Twin Tractors (Hosea 2:23-25)
“I will respond, saith the Lord, I will respond to the heavens. And they shall respond to the earth; And the earth shall respond to the corn, and the wine, and the oil;… And I will have compassion upon her that had not obtained compassion; And I will say unto them that were not My people: ‘Thou art My people.’ And they shall say: ‘Thou art my God.’”

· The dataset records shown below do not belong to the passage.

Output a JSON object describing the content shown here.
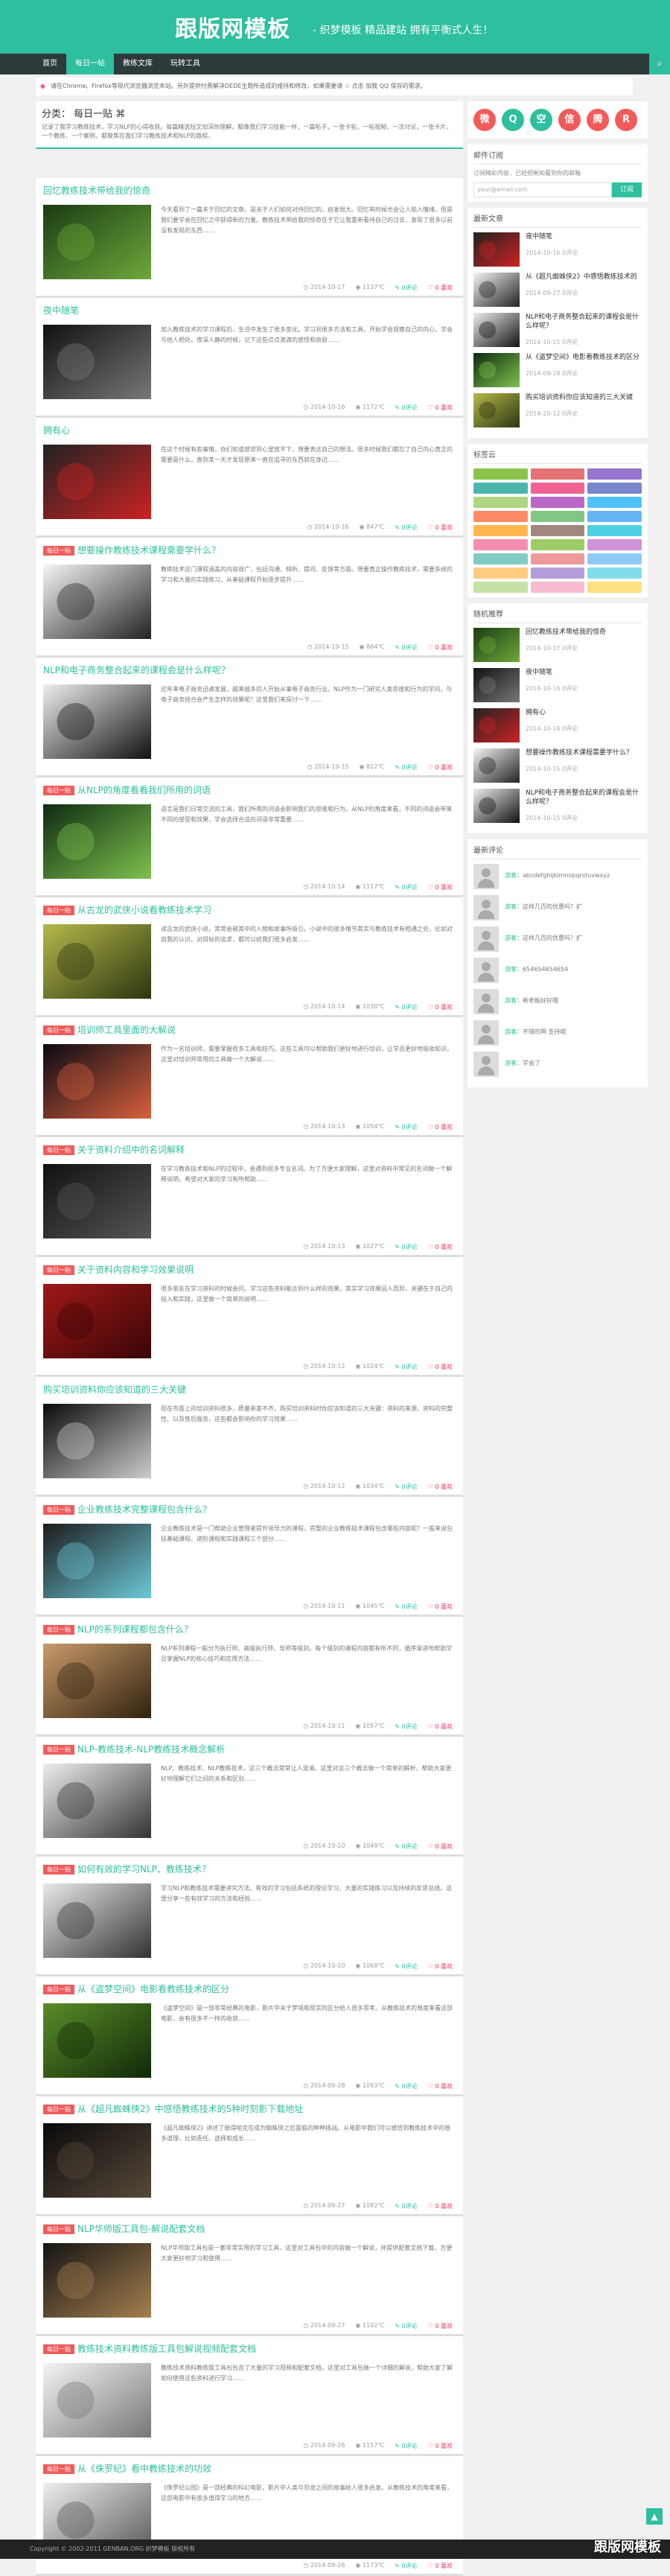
{
  "header": {
    "logo": "跟版网模板",
    "slogan": "- 织梦模板 精品建站 拥有平衡式人生！"
  },
  "nav": {
    "items": [
      "首页",
      "每日一帖",
      "教练文库",
      "玩转工具"
    ],
    "search_icon": "⌕"
  },
  "notice": {
    "bell": "◉",
    "text": "请在Chrome、Firefox等现代浏览器浏览本站。另外提供付费解决DEDE主题所造成的维持和修改，如果需要请 ☆ 点击 加我 QQ 保存的需求。"
  },
  "category": {
    "title": "分类： 每日一贴 ⌘",
    "desc": "记录了我学习教练技术，学习NLP的心得收获。每篇精选短文加深你理解，都像我们学习技能一样，一篇帖子，一张卡帖，一帖视频，一次讨论，一张卡片，一个教练，一个案例，都聚焦在我们学习教练技术和NLP的路程。"
  },
  "posts": [
    {
      "badge": "",
      "title": "回忆教练技术带给我的惊奇",
      "excerpt": "今天看到了一篇关于回忆的文章，是关于人们如何对待回忆的，启发很大。回忆有时候也会让人陷入情绪，但是我们要学会在回忆之中获得新的力量。教练技术带给我的惊奇在于它让我重新看待自己的过去，发现了很多以前没有发现的东西……",
      "date": "2014-10-17",
      "views": "1137℃",
      "comments": "0评论",
      "likes": "0 喜欢"
    },
    {
      "badge": "",
      "title": "夜中随笔",
      "excerpt": "加入教练技术的学习课程后，生活中发生了很多变化。学习到很多方法和工具，开始学会观察自己的内心，学会与他人相处。夜深人静的时候，记下这些点点滴滴的感悟和收获……",
      "date": "2014-10-16",
      "views": "1172℃",
      "comments": "0评论",
      "likes": "0 喜欢"
    },
    {
      "badge": "",
      "title": "拥有心",
      "excerpt": "在这个时候有些事情，你们知道感觉到心里放不下，想要表达自己的想法。很多时候我们都忘了自己内心真正的需要是什么，直到某一天才发现原来一直在追寻的东西就在身边……",
      "date": "2014-10-16",
      "views": "847℃",
      "comments": "0评论",
      "likes": "0 喜欢"
    },
    {
      "badge": "每日一贴",
      "title": "想要操作教练技术课程需要学什么？",
      "excerpt": "教练技术这门课程涵盖的内容很广，包括沟通、倾听、提问、反馈等方面。想要真正操作教练技术，需要系统的学习和大量的实践练习，从基础课程开始逐步提升……",
      "date": "2014-10-15",
      "views": "864℃",
      "comments": "0评论",
      "likes": "0 喜欢"
    },
    {
      "badge": "",
      "title": "NLP和电子商务整合起来的课程会是什么样呢？",
      "excerpt": "近年来电子商务迅速发展，越来越多的人开始从事电子商务行业。NLP作为一门研究人类思维和行为的学问，与电子商务结合会产生怎样的效果呢？这里我们来探讨一下……",
      "date": "2014-10-15",
      "views": "822℃",
      "comments": "0评论",
      "likes": "0 喜欢"
    },
    {
      "badge": "每日一贴",
      "title": "从NLP的角度看看我们所用的词语",
      "excerpt": "语言是我们日常交流的工具，我们所用的词语会影响我们的思维和行为。从NLP的角度来看，不同的词语会带来不同的感受和效果，学会选择合适的词语非常重要……",
      "date": "2014-10-14",
      "views": "1117℃",
      "comments": "0评论",
      "likes": "0 喜欢"
    },
    {
      "badge": "每日一贴",
      "title": "从古龙的武侠小说看教练技术学习",
      "excerpt": "读古龙的武侠小说，常常会被其中的人物和故事所吸引。小说中的很多情节其实与教练技术有相通之处，比如对自我的认识、对目标的追求，都可以给我们很多启发……",
      "date": "2014-10-14",
      "views": "1030℃",
      "comments": "0评论",
      "likes": "0 喜欢"
    },
    {
      "badge": "每日一贴",
      "title": "培训师工具里面的大解说",
      "excerpt": "作为一名培训师，需要掌握很多工具和技巧。这些工具可以帮助我们更好地进行培训，让学员更好地吸收知识。这里对培训师常用的工具做一个大解说……",
      "date": "2014-10-13",
      "views": "1054℃",
      "comments": "0评论",
      "likes": "0 喜欢"
    },
    {
      "badge": "每日一贴",
      "title": "关于资料介绍中的名词解释",
      "excerpt": "在学习教练技术和NLP的过程中，会遇到很多专业名词。为了方便大家理解，这里对资料中常见的名词做一个解释说明，希望对大家的学习有所帮助……",
      "date": "2014-10-13",
      "views": "1027℃",
      "comments": "0评论",
      "likes": "0 喜欢"
    },
    {
      "badge": "每日一贴",
      "title": "关于资料内容和学习效果说明",
      "excerpt": "很多朋友在学习资料的时候会问，学习这些资料能达到什么样的效果。其实学习效果因人而异，关键在于自己的投入和实践，这里做一个简单的说明……",
      "date": "2014-10-12",
      "views": "1024℃",
      "comments": "0评论",
      "likes": "0 喜欢"
    },
    {
      "badge": "",
      "title": "购买培训资料你应该知道的三大关键",
      "excerpt": "现在市面上的培训资料很多，质量参差不齐。购买培训资料时你应该知道的三大关键：资料的来源、资料的完整性、以及售后服务，这些都会影响你的学习效果……",
      "date": "2014-10-12",
      "views": "1034℃",
      "comments": "0评论",
      "likes": "0 喜欢"
    },
    {
      "badge": "每日一贴",
      "title": "企业教练技术完整课程包含什么？",
      "excerpt": "企业教练技术是一门帮助企业管理者提升领导力的课程。完整的企业教练技术课程包含哪些内容呢？一般来说包括基础课程、进阶课程和实践课程三个部分……",
      "date": "2014-10-11",
      "views": "1045℃",
      "comments": "0评论",
      "likes": "0 喜欢"
    },
    {
      "badge": "每日一贴",
      "title": "NLP的系列课程都包含什么？",
      "excerpt": "NLP系列课程一般分为执行师、高级执行师、导师等级别。每个级别的课程内容都有所不同，循序渐进地帮助学员掌握NLP的核心技巧和应用方法……",
      "date": "2014-10-11",
      "views": "1057℃",
      "comments": "0评论",
      "likes": "0 喜欢"
    },
    {
      "badge": "每日一贴",
      "title": "NLP-教练技术-NLP教练技术概念解析",
      "excerpt": "NLP、教练技术、NLP教练技术，这三个概念常常让人混淆。这里对这三个概念做一个简单的解析，帮助大家更好地理解它们之间的关系和区别……",
      "date": "2014-10-10",
      "views": "1049℃",
      "comments": "0评论",
      "likes": "0 喜欢"
    },
    {
      "badge": "每日一贴",
      "title": "如何有效的学习NLP、教练技术？",
      "excerpt": "学习NLP和教练技术需要讲究方法。有效的学习包括系统的理论学习、大量的实践练习以及持续的反思总结。这里分享一些有效学习的方法和经验……",
      "date": "2014-10-10",
      "views": "1068℃",
      "comments": "0评论",
      "likes": "0 喜欢"
    },
    {
      "badge": "每日一贴",
      "title": "从《盗梦空间》电影看教练技术的区分",
      "excerpt": "《盗梦空间》是一部非常经典的电影，影片中关于梦境和现实的区分给人很多思考。从教练技术的角度来看这部电影，会有很多不一样的收获……",
      "date": "2014-09-28",
      "views": "1093℃",
      "comments": "0评论",
      "likes": "0 喜欢"
    },
    {
      "badge": "每日一贴",
      "title": "从《超凡蜘蛛侠2》中感悟教练技术的5种时刻影下载地址",
      "excerpt": "《超凡蜘蛛侠2》讲述了彼得帕克在成为蜘蛛侠之后面临的种种挑战。从电影中我们可以感悟到教练技术中的很多道理，比如责任、选择和成长……",
      "date": "2014-09-27",
      "views": "1082℃",
      "comments": "0评论",
      "likes": "0 喜欢"
    },
    {
      "badge": "每日一贴",
      "title": "NLP华师版工具包-解说配套文档",
      "excerpt": "NLP华师版工具包是一套非常实用的学习工具，这里对工具包中的内容做一个解说，并提供配套文档下载，方便大家更好地学习和使用……",
      "date": "2014-09-27",
      "views": "1102℃",
      "comments": "0评论",
      "likes": "0 喜欢"
    },
    {
      "badge": "每日一贴",
      "title": "教练技术资料教练版工具包解说视频配套文档",
      "excerpt": "教练技术资料教练版工具包包含了大量的学习视频和配套文档，这里对工具包做一个详细的解说，帮助大家了解如何使用这些资料进行学习……",
      "date": "2014-09-26",
      "views": "1157℃",
      "comments": "0评论",
      "likes": "0 喜欢"
    },
    {
      "badge": "每日一贴",
      "title": "从《侏罗纪》看中教练技术的功效",
      "excerpt": "《侏罗纪公园》是一部经典的科幻电影，影片中人类与恐龙之间的故事给人很多启发。从教练技术的角度来看，这部电影中有很多值得学习的地方……",
      "date": "2014-09-26",
      "views": "1173℃",
      "comments": "0评论",
      "likes": "0 喜欢"
    }
  ],
  "sidebar": {
    "socials": [
      {
        "name": "weibo",
        "glyph": "微",
        "color": "#f35b5b"
      },
      {
        "name": "qq",
        "glyph": "Q",
        "color": "#2dbf9e"
      },
      {
        "name": "qzone",
        "glyph": "空",
        "color": "#2dbf9e"
      },
      {
        "name": "wechat",
        "glyph": "信",
        "color": "#f35b5b"
      },
      {
        "name": "tencent",
        "glyph": "腾",
        "color": "#f35b5b"
      },
      {
        "name": "rss",
        "glyph": "R",
        "color": "#f35b5b"
      }
    ],
    "subscribe": {
      "title": "邮件订阅",
      "desc": "订阅精彩内容，已经把新知看到你的邮箱",
      "placeholder": "your@email.com",
      "button": "订阅"
    },
    "recent": {
      "title": "最新文章",
      "items": [
        {
          "title": "夜中随笔",
          "date": "2014-10-16",
          "comments": "0评论"
        },
        {
          "title": "从《超凡蜘蛛侠2》中感悟教练技术的",
          "date": "2014-09-27",
          "comments": "0评论"
        },
        {
          "title": "NLP和电子商务整合起来的课程会是什么样呢？",
          "date": "2014-10-15",
          "comments": "0评论"
        },
        {
          "title": "从《盗梦空间》电影看教练技术的区分",
          "date": "2014-09-28",
          "comments": "0评论"
        },
        {
          "title": "购买培训资料你应该知道的三大关键",
          "date": "2014-10-12",
          "comments": "0评论"
        }
      ]
    },
    "tags": {
      "title": "标签云",
      "colors": [
        "#8bc34a",
        "#e57373",
        "#9575cd",
        "#4db6ac",
        "#f06292",
        "#7986cb",
        "#aed581",
        "#ba68c8",
        "#4fc3f7",
        "#ff8a65",
        "#81c784",
        "#64b5f6",
        "#ffb74d",
        "#a1887f",
        "#4dd0e1",
        "#f48fb1",
        "#9ccc65",
        "#ce93d8",
        "#80cbc4",
        "#ef9a9a",
        "#90caf9",
        "#ffcc80",
        "#b39ddb",
        "#80deea",
        "#c5e1a5",
        "#f8bbd0",
        "#ffe082"
      ]
    },
    "popular": {
      "title": "随机推荐",
      "items": [
        {
          "title": "回忆教练技术带给我的惊奇",
          "date": "2014-10-17",
          "comments": "0评论"
        },
        {
          "title": "夜中随笔",
          "date": "2014-10-16",
          "comments": "0评论"
        },
        {
          "title": "拥有心",
          "date": "2014-10-16",
          "comments": "0评论"
        },
        {
          "title": "想要操作教练技术课程需要学什么？",
          "date": "2014-10-15",
          "comments": "0评论"
        },
        {
          "title": "NLP和电子商务整合起来的课程会是什么样呢？",
          "date": "2014-10-15",
          "comments": "0评论"
        }
      ]
    },
    "comments": {
      "title": "最新评论",
      "items": [
        {
          "user": "游客",
          "text": "abcdefghijklmnopqrstuvwxyz"
        },
        {
          "user": "游客",
          "text": "这样几百的优惠吗？扩"
        },
        {
          "user": "游客",
          "text": "这样几百的优惠吗？扩"
        },
        {
          "user": "游客",
          "text": "654654654654"
        },
        {
          "user": "游客",
          "text": "新老板好好哦"
        },
        {
          "user": "游客",
          "text": "不错的啊 支持呢"
        },
        {
          "user": "游客",
          "text": "学会了"
        }
      ]
    }
  },
  "footer": {
    "text": "Copyright © 2002-2011 GENBAN.ORG 织梦模板 版权所有",
    "watermark": "跟版网模板",
    "top_icon": "▲"
  }
}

A tractor changes the color of the field it labors in. A red tractor draws out the tans on the Earth and the purple in the sky. A green tractor, like the John Deere, pulls yellows and blue greens out of the ground and tends to melt into the soft blue elements of the heavens. On a Sabbath morning on my way to services, I saw this scene; these two green tractors reaching the edge of the field near the road as I was driving by. One was coming towards me and the other had just turned around and was going away. It was tilling time and the corn was high. As they came parallel, the one moving forward and the other going back, an incredible burst of color energy was generated between the tractors themselves and simultaneously throughout the field. Almost like an electric burst, the colors showered over me. Symmetries of space were also formed, by the tillers at the ground plane, the farmers in their cabs, sitting exactly on the horizon line and protruding upward into the heavenly plane. Here we see the farmer as midwife to the Earth. He tills and sows and the heavens respond. God waters the earth and the fertile soil responds with her abundant, life-giving offspring. Evoking this Biblical metaphor, Hosea is calling his people, who have strayed like an unfaithful wife, to return, to leave the wilderness of false gods and become again fields of abundance. Hosea describes a very sensuous, almost orgasmic-like embrace between God and man, but it’s an old biblical metaphor for an eternal covenant. Some of this covenantal sensuousness may have crept into the painting. The space between the two tractor cabs form a rectangle of space of about the same proportion as the Ark of the Covenant, and from a distance the yellow hubs of the tractor wheels protrude into the field as the staves of the Ark protruded through the veil of the Holy of Holies as one great sage writes, “like the breasts of a woman.”